FLUID FLOW AND SOLUTE TRANSPORT PROPERTIES OF WELL-CONNECTED FRACTURE NETWORKS IN COLUMNAR BASALT

Fluid flow and solute transport properties for fracture networks formed by tectonic stress have been extensively studied, yet networks formed by thermal cooling and volumetric contraction have received far less attention, particularly for columnar patterns of joints. Columnar jointing creates symmetric patterns of polygons bounded by a well-connected fracture network system. Individual fractures migrate as the network matures trending towards hexagons with triple junctions comprised of three fractures separated by 120 degrees. This pattern is present in mud cracks, permafrost, rocks, and on other planets. This study involves the numerical generation of mature columnar fracture networks with realistic geometries consistent with outcrop observations. A discrete fracture network solver is used to simulate fluid flow and track particle trajectories for 250 columnar basalt network realizations generated in a 250 m × 250 m domain. Five different fracture transmissivity distributions are applied to the networks: constant, lognormal with log variances of 0.50, 0.75, and 1.0, and two approaches using outcrop training images to identify and assign higher transmissivity to mega column joints.

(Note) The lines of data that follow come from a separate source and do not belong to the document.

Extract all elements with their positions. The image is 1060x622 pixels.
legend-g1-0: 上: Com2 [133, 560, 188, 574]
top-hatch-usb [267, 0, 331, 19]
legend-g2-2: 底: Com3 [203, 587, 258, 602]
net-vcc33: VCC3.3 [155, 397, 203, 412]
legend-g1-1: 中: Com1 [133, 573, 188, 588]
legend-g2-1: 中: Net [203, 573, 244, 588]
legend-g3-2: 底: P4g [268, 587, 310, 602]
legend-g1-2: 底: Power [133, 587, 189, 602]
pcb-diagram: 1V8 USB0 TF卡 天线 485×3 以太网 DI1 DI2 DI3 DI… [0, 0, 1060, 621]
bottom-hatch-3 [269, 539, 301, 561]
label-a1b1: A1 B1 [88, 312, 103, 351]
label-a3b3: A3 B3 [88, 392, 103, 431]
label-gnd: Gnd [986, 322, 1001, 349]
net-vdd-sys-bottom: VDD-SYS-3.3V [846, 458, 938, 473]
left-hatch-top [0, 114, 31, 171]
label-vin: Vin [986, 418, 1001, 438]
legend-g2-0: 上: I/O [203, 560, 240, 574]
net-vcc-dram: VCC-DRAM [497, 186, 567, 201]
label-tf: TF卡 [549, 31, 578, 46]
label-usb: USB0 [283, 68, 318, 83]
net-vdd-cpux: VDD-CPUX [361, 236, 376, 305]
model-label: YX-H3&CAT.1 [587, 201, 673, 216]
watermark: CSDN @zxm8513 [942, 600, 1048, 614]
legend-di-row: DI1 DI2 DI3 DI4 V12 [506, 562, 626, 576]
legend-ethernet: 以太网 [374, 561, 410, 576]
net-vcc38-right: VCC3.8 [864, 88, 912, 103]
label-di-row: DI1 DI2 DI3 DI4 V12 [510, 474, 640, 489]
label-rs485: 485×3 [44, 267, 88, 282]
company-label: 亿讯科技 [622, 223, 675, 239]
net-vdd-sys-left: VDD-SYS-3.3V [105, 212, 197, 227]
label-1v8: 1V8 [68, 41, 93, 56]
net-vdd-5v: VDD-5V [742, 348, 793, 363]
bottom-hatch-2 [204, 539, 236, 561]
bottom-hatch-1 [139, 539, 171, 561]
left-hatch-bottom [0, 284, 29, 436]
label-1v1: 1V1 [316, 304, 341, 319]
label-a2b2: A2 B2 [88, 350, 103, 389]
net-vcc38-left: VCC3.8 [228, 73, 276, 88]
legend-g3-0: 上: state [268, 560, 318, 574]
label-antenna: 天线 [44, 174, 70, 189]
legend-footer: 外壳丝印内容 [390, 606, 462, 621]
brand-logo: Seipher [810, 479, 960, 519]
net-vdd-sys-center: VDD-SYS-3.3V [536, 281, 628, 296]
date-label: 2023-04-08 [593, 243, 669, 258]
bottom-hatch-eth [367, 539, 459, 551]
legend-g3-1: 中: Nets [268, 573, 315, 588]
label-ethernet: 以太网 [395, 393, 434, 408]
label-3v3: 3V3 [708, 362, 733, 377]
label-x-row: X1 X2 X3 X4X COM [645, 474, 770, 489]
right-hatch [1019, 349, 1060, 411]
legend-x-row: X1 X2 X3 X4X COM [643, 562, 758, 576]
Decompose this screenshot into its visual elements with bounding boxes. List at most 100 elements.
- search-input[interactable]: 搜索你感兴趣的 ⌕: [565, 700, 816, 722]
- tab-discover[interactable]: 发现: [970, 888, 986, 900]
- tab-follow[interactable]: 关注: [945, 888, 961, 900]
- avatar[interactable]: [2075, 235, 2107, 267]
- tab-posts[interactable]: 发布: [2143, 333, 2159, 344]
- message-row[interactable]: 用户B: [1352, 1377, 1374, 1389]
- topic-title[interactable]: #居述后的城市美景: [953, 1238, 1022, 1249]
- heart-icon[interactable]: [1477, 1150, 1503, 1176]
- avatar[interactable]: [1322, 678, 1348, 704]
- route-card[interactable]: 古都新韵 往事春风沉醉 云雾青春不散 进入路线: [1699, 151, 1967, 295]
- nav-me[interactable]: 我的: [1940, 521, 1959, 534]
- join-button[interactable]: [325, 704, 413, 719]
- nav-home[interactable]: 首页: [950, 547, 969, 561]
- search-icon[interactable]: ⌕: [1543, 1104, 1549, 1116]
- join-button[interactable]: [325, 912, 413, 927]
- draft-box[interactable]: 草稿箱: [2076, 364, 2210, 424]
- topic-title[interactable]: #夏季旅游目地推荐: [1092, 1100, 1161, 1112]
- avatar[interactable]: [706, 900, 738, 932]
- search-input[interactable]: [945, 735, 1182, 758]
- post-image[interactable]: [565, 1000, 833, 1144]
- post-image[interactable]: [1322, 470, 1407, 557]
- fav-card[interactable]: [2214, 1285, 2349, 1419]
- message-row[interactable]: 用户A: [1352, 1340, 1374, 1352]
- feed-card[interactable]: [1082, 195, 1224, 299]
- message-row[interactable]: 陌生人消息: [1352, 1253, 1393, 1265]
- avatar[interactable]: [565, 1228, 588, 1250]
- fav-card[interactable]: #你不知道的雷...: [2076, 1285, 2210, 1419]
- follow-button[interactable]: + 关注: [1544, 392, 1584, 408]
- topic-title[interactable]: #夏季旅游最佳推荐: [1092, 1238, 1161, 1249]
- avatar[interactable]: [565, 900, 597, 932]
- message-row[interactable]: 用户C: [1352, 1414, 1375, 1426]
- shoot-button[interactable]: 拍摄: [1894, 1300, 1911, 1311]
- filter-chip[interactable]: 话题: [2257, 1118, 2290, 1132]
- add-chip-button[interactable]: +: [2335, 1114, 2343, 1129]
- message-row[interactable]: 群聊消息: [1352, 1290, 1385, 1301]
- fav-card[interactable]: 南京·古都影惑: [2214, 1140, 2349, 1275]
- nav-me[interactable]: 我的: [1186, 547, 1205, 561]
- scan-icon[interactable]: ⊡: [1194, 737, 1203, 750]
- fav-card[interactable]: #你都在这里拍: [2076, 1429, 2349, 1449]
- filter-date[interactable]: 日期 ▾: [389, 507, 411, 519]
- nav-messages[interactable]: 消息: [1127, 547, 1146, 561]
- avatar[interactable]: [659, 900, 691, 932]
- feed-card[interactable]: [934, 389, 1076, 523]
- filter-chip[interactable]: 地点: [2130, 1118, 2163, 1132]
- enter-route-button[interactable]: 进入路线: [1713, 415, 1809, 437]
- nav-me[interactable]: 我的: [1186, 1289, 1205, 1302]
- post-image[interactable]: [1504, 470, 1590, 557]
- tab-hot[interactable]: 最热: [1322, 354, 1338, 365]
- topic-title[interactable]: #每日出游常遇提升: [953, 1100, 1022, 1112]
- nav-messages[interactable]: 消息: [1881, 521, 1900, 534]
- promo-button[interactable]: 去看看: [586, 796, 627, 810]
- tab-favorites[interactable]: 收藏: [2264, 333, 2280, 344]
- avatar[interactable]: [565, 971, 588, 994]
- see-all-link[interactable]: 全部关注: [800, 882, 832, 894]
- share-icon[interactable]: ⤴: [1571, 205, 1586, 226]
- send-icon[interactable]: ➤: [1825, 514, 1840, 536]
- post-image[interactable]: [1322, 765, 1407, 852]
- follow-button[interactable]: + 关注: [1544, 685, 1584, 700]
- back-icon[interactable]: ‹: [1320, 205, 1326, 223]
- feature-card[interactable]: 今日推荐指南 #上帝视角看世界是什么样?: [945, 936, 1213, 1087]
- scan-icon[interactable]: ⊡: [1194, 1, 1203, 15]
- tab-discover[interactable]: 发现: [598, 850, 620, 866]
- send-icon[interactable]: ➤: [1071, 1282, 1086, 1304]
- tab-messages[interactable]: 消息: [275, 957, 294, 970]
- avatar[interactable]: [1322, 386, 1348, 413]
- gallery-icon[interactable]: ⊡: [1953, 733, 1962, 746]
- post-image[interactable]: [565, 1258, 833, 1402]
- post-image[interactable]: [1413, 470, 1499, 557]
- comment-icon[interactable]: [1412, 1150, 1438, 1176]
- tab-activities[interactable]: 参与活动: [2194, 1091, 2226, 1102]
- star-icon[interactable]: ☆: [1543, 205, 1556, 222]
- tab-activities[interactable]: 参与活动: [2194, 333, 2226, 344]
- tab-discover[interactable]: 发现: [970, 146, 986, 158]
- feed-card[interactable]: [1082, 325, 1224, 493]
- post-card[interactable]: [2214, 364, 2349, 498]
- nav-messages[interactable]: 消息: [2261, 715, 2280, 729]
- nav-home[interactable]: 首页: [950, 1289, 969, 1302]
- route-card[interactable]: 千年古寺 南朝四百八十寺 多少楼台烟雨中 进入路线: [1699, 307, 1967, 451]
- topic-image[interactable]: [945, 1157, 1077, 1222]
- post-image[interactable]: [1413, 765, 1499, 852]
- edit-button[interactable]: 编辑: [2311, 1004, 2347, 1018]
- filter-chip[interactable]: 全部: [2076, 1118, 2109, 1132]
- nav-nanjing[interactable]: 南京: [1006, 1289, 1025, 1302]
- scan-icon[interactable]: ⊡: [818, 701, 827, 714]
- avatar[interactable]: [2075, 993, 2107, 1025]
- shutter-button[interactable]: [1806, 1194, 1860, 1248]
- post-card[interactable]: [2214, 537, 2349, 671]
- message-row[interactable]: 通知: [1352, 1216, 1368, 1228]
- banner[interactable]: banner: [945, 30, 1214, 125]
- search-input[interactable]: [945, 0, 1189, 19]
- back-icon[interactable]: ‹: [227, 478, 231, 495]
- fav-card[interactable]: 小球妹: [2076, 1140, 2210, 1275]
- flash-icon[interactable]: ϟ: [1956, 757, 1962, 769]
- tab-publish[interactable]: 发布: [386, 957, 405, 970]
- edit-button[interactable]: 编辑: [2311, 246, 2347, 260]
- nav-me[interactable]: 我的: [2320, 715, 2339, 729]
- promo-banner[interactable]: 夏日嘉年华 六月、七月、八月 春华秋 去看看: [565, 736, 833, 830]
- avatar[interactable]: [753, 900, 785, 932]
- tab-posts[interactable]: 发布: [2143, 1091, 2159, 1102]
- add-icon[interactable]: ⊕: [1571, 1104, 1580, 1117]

Mega column joints are a relic of the initial cooling cracks and have a tend to cause preferential flow within columnar basalt net. Fluid flow solutions reflects the strong inter-connectedness of the network where flow is more concentrated in higher transmissivity fractures aligned with the hydraulic gradient. Solute transport properties of the columnar networks are assessed using particle breakthroughs at the downgradient boundary and snapshots of plume evolution in space. Transport in networks with constant transmissivity are primarily influenced by geometric heterogeneity of the system, whereas the other simulations include heterogeneity in both the network geometry and transmissivity. Increases in heterogeneity are reflected in broader distributions of ensemble particle breakthrough, irregular symmetry in particle plumes, and more pronounced early and late time particle arrivals.